As weighty the social commentary is, Loner writer Neil McGowan infuses this film with a compassionate and comedic touch that perfectly balances the heart of this dystopian vision of America. Much like in The Purge franchise, which chose to color its dystopia in blood rather than campy humor, the government in Loners is well aware of their failure. Instead of trying something that might actually work, they go ahead and manipulate the mess they made as if that will be the thing that cleans it up. Of course, this is at the expense of people they are claiming to help. The jabs against the current political regime in this country are precise and scathing, even using the “very fine people” and “both sides” rhetoric we keep on hearing.

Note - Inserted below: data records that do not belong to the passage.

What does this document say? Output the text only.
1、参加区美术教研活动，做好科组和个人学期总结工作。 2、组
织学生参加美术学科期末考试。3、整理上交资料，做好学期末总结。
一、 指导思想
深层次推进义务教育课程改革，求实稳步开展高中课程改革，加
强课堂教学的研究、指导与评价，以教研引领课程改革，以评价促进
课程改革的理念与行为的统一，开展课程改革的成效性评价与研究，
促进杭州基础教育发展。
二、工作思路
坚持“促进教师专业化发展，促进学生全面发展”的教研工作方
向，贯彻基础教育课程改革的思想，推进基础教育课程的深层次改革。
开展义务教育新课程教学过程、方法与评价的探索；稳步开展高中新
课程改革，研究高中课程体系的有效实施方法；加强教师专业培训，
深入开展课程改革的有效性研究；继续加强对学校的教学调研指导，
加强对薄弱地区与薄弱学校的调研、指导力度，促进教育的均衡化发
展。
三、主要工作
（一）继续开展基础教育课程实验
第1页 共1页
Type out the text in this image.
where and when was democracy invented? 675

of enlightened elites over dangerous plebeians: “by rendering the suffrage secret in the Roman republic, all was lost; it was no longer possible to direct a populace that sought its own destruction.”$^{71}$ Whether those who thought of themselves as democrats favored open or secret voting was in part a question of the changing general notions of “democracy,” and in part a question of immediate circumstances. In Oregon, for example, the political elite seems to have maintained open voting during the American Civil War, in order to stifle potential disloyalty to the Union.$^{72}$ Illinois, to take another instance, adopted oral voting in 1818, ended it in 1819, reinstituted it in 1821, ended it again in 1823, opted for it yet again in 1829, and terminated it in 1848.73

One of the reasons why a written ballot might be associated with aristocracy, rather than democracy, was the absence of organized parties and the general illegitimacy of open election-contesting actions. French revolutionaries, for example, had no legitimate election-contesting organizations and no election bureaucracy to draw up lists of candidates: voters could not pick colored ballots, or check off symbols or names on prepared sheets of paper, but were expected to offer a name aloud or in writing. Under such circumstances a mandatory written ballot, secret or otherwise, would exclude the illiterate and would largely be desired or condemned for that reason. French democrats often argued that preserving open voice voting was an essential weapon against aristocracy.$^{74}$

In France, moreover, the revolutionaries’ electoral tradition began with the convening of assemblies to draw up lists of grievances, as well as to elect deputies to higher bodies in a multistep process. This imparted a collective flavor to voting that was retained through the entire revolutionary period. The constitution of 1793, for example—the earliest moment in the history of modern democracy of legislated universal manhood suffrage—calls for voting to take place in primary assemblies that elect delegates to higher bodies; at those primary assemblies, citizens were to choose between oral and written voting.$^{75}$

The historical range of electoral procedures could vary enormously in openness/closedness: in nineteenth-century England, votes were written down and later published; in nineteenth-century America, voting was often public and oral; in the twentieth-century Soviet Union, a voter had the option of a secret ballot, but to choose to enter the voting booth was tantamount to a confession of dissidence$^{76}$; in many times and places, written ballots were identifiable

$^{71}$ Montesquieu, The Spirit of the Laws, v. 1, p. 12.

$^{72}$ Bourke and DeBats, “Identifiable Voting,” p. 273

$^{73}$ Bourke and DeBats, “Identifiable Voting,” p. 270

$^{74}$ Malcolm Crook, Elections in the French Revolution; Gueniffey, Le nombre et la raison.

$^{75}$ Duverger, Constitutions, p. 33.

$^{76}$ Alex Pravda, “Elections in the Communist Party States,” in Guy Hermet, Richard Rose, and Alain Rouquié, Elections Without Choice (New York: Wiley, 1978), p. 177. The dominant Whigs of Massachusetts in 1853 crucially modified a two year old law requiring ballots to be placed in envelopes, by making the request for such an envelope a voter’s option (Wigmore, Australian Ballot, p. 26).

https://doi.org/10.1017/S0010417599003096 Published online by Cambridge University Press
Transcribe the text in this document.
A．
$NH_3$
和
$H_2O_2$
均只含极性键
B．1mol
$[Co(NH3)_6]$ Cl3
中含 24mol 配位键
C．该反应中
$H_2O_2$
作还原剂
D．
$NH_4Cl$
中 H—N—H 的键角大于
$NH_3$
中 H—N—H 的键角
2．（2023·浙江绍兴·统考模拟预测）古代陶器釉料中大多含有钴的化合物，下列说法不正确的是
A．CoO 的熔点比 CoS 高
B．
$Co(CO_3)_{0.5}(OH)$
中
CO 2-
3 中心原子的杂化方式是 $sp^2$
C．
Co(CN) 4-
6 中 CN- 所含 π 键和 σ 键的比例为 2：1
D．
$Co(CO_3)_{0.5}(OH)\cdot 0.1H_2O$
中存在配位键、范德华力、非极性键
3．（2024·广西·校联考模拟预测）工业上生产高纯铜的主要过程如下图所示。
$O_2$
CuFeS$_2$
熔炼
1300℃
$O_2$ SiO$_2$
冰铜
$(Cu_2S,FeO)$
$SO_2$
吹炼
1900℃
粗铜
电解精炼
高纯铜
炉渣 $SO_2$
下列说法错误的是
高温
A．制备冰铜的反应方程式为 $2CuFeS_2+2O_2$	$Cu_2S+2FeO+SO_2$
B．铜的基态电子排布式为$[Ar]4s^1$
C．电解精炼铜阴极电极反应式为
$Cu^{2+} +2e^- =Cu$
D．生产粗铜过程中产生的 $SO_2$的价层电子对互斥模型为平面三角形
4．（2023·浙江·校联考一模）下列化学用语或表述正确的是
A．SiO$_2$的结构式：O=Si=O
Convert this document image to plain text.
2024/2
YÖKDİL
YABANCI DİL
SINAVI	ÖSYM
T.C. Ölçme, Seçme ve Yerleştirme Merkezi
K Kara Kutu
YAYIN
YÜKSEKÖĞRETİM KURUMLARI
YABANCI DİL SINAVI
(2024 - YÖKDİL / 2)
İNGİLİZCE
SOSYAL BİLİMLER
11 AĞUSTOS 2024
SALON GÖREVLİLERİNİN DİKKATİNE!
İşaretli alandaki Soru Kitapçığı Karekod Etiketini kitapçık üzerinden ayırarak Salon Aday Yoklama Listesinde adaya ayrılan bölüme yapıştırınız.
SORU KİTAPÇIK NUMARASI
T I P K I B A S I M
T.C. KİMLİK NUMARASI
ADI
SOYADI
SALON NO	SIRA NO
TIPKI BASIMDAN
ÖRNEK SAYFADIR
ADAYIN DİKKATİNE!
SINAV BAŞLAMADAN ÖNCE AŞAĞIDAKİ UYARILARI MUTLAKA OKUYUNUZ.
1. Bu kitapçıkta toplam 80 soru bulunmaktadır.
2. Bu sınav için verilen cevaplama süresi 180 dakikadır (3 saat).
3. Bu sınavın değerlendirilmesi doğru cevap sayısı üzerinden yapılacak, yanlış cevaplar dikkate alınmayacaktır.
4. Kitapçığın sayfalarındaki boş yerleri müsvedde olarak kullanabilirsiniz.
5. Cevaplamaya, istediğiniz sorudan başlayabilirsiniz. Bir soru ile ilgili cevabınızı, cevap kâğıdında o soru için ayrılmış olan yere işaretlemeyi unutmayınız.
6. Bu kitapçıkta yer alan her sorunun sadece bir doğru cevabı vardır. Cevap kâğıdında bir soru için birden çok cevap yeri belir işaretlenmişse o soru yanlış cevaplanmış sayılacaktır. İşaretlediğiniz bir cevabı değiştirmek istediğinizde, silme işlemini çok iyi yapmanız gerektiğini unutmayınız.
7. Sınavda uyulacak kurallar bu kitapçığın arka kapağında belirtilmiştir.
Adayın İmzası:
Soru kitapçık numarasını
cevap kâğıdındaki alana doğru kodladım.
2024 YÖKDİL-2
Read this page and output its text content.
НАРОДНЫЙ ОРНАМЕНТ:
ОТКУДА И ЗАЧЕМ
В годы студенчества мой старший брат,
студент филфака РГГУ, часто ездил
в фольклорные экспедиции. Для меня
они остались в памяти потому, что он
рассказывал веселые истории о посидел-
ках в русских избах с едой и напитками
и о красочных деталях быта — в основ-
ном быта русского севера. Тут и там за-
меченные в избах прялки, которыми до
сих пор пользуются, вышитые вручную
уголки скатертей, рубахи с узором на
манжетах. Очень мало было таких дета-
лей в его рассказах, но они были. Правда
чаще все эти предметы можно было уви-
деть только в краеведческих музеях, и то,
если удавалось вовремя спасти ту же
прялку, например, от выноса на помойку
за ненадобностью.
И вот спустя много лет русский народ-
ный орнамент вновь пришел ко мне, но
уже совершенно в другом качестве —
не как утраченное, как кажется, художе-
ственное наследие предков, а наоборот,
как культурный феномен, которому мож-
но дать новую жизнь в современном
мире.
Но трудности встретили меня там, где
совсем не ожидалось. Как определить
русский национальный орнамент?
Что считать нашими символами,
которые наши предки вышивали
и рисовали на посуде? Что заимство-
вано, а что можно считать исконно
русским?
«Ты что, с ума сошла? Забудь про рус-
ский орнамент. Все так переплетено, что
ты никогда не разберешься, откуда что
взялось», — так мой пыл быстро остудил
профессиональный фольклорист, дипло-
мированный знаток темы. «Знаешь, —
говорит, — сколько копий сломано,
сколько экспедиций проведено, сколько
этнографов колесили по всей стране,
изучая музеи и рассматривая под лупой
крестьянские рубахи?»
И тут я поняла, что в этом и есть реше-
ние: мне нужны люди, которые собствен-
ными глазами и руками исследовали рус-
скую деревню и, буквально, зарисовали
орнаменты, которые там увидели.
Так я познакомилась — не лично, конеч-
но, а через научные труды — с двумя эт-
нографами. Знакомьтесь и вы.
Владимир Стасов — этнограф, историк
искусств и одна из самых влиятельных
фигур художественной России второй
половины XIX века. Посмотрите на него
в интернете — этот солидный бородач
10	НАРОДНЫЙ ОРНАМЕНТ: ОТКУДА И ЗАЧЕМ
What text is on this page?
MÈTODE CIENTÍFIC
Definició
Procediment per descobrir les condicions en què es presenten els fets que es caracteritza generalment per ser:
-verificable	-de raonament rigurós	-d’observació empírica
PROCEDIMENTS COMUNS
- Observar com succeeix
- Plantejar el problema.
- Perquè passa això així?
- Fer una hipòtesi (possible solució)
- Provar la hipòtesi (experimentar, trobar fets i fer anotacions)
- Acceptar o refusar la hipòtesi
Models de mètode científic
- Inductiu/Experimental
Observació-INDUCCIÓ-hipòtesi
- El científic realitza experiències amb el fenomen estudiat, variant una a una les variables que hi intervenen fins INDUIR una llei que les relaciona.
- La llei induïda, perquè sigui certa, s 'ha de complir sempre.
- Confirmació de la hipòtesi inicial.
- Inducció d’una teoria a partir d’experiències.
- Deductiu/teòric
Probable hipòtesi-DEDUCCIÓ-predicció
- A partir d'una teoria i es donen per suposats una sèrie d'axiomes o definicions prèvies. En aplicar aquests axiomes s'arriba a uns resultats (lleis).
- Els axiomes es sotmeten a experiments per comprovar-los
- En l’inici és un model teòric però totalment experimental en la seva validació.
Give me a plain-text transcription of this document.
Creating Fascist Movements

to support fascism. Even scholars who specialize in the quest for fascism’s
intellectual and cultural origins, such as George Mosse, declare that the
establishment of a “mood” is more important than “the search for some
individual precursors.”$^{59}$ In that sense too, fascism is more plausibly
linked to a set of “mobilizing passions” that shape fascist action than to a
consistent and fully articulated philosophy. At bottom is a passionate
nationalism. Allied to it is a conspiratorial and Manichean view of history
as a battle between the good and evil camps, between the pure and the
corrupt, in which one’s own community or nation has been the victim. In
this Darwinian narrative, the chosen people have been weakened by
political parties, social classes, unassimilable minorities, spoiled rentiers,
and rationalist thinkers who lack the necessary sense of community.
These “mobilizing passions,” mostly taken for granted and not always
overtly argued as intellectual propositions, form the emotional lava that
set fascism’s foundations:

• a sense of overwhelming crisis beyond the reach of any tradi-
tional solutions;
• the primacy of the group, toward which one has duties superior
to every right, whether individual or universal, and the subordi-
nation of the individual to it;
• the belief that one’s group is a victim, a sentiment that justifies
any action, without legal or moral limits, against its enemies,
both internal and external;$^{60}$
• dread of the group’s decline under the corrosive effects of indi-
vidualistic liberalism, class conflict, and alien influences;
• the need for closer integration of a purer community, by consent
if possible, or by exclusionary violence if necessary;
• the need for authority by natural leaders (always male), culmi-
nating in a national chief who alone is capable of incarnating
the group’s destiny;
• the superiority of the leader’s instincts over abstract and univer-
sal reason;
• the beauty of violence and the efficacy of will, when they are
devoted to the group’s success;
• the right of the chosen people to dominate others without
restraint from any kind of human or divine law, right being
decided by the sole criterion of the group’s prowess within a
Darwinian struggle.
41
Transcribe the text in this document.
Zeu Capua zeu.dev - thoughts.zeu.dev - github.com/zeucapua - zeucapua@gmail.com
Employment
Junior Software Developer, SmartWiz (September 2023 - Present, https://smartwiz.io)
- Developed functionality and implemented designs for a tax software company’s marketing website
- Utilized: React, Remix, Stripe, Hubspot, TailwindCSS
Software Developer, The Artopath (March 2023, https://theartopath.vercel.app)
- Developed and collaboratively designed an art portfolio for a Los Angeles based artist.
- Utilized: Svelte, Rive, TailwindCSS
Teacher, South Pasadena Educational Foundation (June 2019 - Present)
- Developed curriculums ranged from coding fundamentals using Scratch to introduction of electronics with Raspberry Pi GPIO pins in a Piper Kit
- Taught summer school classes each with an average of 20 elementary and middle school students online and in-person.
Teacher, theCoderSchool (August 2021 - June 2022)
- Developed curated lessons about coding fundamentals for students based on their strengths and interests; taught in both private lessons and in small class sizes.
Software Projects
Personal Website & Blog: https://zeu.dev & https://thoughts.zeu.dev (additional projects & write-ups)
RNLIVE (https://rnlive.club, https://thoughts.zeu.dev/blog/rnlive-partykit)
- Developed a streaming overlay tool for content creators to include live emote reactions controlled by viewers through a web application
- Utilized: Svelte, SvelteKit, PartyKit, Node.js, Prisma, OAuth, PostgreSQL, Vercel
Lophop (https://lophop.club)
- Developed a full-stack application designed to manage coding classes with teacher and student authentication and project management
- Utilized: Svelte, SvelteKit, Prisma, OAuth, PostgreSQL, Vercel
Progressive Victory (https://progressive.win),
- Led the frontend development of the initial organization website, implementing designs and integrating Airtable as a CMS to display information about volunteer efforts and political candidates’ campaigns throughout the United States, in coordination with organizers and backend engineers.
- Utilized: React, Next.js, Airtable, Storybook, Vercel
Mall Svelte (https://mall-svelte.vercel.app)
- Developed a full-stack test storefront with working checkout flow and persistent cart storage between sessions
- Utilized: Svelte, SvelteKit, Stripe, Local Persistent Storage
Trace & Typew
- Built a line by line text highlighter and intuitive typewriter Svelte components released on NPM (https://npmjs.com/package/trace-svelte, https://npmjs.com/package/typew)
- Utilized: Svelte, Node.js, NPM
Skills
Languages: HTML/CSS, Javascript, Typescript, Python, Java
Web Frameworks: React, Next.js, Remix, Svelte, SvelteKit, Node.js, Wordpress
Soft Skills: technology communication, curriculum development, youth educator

In many ways Loners is a love letter to introverts. Not everyone needs or wants to be around people all the time — and that is okay. As Serise says, “We have to fight for our right to be alone. Together!” Using introverts and introversion as the target of government watchlists only heightens the absurdity of similar government policies that exist in real life, such as the lengths the US government (and the NRA) will go to uphold the Second Amendment — arming teachers and requiring bulletproof backpacks for kids rather than actually protecting American lives through even basic gun control policies. The cherry on the irony in Loners is that registered loners on the watchlist are not allowed to buy or carry guns, and the personal freedom given to people under the Second Amendment doesn’t apply to loners. Brilliant writing and conceptual framework, indeed.
Social satire in fiction exposes many of the real-life issues relevant to our world today, and Loners is no exception. It takes exceptional talent to rework the horrors of America’s current political regime into such a funny story. Loners is the first time in ages I’ve actually been able to take a step back and laugh about politics (and life) for a split second. I’d almost forgotten what that felt like.